Frankenstein; or, The Modern Prometheus
by Mary Shelley (1818) - Module A: Textual Conversations
HSC Module A analysis of Frankenstein by Mary Shelley. Themes, nested narration, examiner focus and essay scaffold built around the ethics of creation and the textual conversation with Romantic and Enlightenment thought.
Examiner focus
Markers reward arguments that read Frankenstein as a tightly framed epistolary structure rather than a simple monster tale. Strong responses analyse how Shelley's nested narration, Romantic and Gothic registers and Promethean allusions construct an ethical inquiry into responsibility, knowledge and the disowned creation.
Themes
- Creation and responsibility
- Knowledge and its limits
- Nature and the sublime
- Isolation and sympathy
- Monstrosity and otherness
- Parental abandonment
Why this text suits Module A
Module A asks for a textual conversation. Frankenstein is in explicit conversation with Paradise Lost, with Coleridge's Rime of the Ancient Mariner and with Enlightenment debates about scientific responsibility. A strong essay treats those conversations as built into the novel's allusive surface and into its nested form.
Structure at a glance
- Walton's letters frame the whole as a recovered manuscript.
- Victor's first-person narrative occupies the central span.
- The Creature's first-person account, embedded in the middle, restages the entire moral problem from the other side.
- Walton's letters close the frame and refuse a tidy resolution.
A sophisticated essay treats the embedded form as the novel's argument that no single voice can claim the moral high ground.
Romantic and Gothic registers
Track the alpine sublime in the Mont Blanc passages alongside the Gothic interiors of the laboratory and the De Lacey cottage. The novel switches register strategically. Each shift in landscape registers a shift in the ethical relationship between Victor and what he has made.

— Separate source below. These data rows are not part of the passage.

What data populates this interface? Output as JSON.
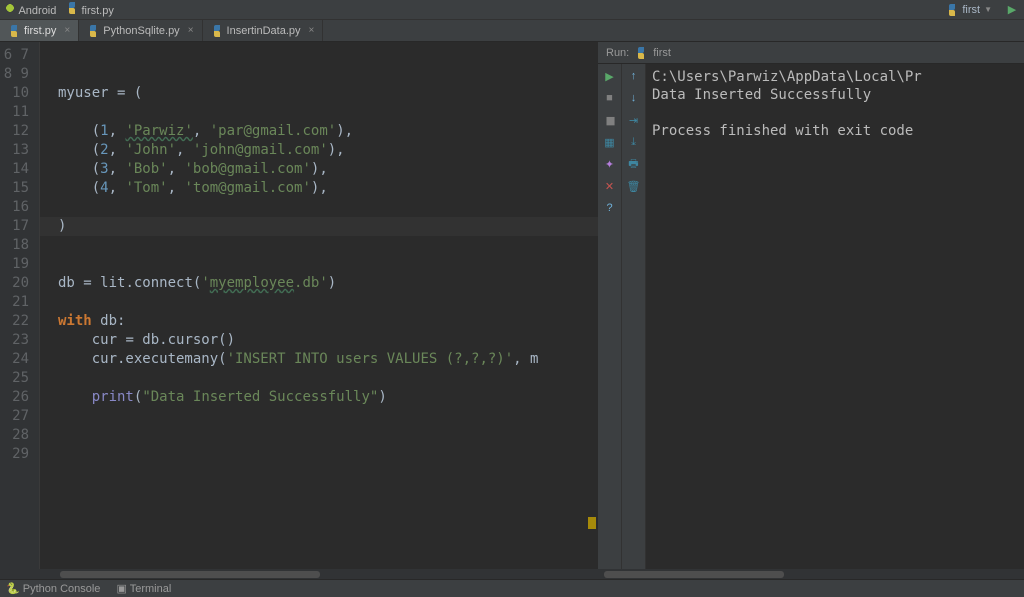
{
  "topbar": {
    "left_items": [
      "Android",
      "first.py"
    ],
    "run_config": "first"
  },
  "tabs": [
    {
      "label": "first.py",
      "active": true
    },
    {
      "label": "PythonSqlite.py",
      "active": false
    },
    {
      "label": "InsertinData.py",
      "active": false
    }
  ],
  "line_start": 6,
  "line_end": 29,
  "code": {
    "l6": {
      "a": "myuser ",
      "b": "= ",
      "c": "("
    },
    "l7": "",
    "l8": {
      "a": "    (",
      "n": "1",
      "b": ", ",
      "s1": "'Parwiz'",
      "c": ", ",
      "s2": "'par@gmail.com'",
      "d": "),"
    },
    "l9": {
      "a": "    (",
      "n": "2",
      "b": ", ",
      "s1": "'John'",
      "c": ", ",
      "s2": "'john@gmail.com'",
      "d": "),"
    },
    "l10": {
      "a": "    (",
      "n": "3",
      "b": ", ",
      "s1": "'Bob'",
      "c": ", ",
      "s2": "'bob@gmail.com'",
      "d": "),"
    },
    "l11": {
      "a": "    (",
      "n": "4",
      "b": ", ",
      "s1": "'Tom'",
      "c": ", ",
      "s2": "'tom@gmail.com'",
      "d": "),"
    },
    "l12": "",
    "l13": ")",
    "l14": "",
    "l15": "",
    "l16": {
      "a": "db ",
      "b": "= ",
      "c": "lit.connect(",
      "s": "'",
      "su": "myemployee",
      "s2": ".db'",
      "d": ")"
    },
    "l17": "",
    "l18": {
      "kw": "with ",
      "a": "db:"
    },
    "l19": {
      "a": "    cur ",
      "b": "= ",
      "c": "db.cursor()"
    },
    "l20": {
      "a": "    cur.executemany(",
      "s": "'INSERT INTO users VALUES (?,?,?)'",
      "b": ", m"
    },
    "l21": "",
    "l22": {
      "a": "    ",
      "bi": "print",
      "b": "(",
      "s": "\"Data Inserted Successfully\"",
      "c": ")"
    }
  },
  "run": {
    "header_label": "Run:",
    "header_config": "first",
    "output": [
      "C:\\Users\\Parwiz\\AppData\\Local\\Pr",
      "Data Inserted Successfully",
      "",
      "Process finished with exit code "
    ]
  },
  "bottom": {
    "python_console": "Python Console",
    "terminal": "Terminal"
  }
}
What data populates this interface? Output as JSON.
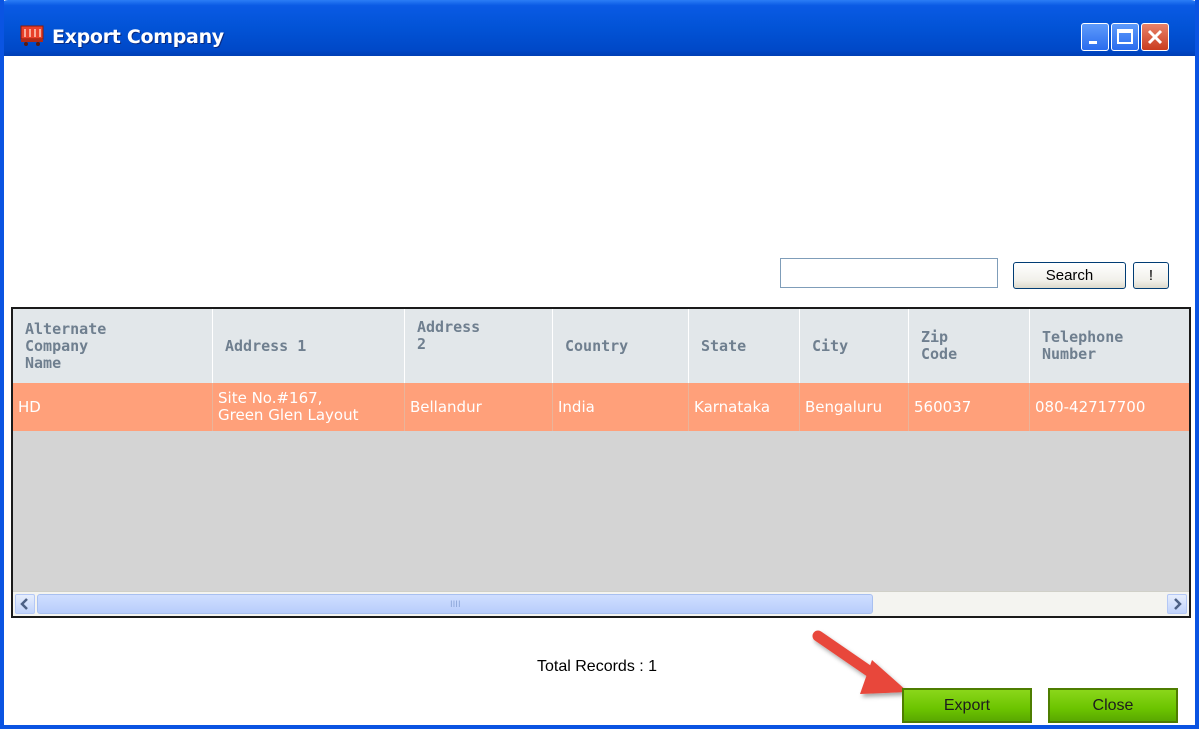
{
  "window": {
    "title": "Export Company",
    "icon": "cart-icon"
  },
  "search": {
    "value": "",
    "button_label": "Search",
    "reset_label": "!"
  },
  "grid": {
    "columns": [
      "Alternate\nCompany\nName",
      "Address 1",
      "Address\n2",
      "Country",
      "State",
      "City",
      "Zip\nCode",
      "Telephone\nNumber"
    ],
    "rows": [
      {
        "alt_name": "HD",
        "address1": "Site No.#167,\nGreen Glen Layout",
        "address2": "Bellandur",
        "country": "India",
        "state": "Karnataka",
        "city": "Bengaluru",
        "zip": "560037",
        "telephone": "080-42717700"
      }
    ],
    "scroll_grip": "IIII"
  },
  "footer": {
    "total_records": "Total Records : 1",
    "export_label": "Export",
    "close_label": "Close"
  },
  "colors": {
    "titlebar": "#0253d6",
    "selected_row": "#ffa07a",
    "header_bg": "#e2e7ea",
    "action_button": "#6cc400",
    "annotation_arrow": "#e8473a"
  }
}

Two readings to put in tension
A Romantic reading treats the Creature as the wronged child of an irresponsible parent. A feminist reading, following Anne Mellor, treats the novel as a critique of the masculine appropriation of generative power. A strong essay holds both and shows where each illuminates the laboratory scene.
Common pitfalls
Avoid calling the Creature Frankenstein. Avoid reading Victor as Shelley's spokesperson. Avoid plot summary; the marker has read the novel.
Essay scaffold
Introduction. Frame the novel as a structurally embedded ethical inquiry. State your thesis on Shelley's argument about creation and responsibility.
Body 1. The nested frame as moral structure.
Body 2. The Creature's central narrative and the rhetoric of sympathy.
Body 3. The alpine and Arctic settings as registers for the sublime indifference of nature.
Conclusion. Return to the textual conversation with Paradise Lost and the refusal of resolution in Walton's closing letters.
Cited lines
You seek for knowledge and wisdom, as I once did; and I ardently hope that the gratification of your wishes may not be a serpent to sting you, as mine has been.
Letter 4 | Line 188 | canonical source
I had selected his features as beautiful. Beautiful! Great God!
Chapter 5 | Line 36 | canonical source
Did I request thee, Maker, from my clay to mould me Man?
Epigraph | Line 1 | canonical source
I ought to be thy Adam; but I am rather the fallen angel.
Chapter 10 | Line 95 | canonical source
If I cannot inspire love, I will cause fear.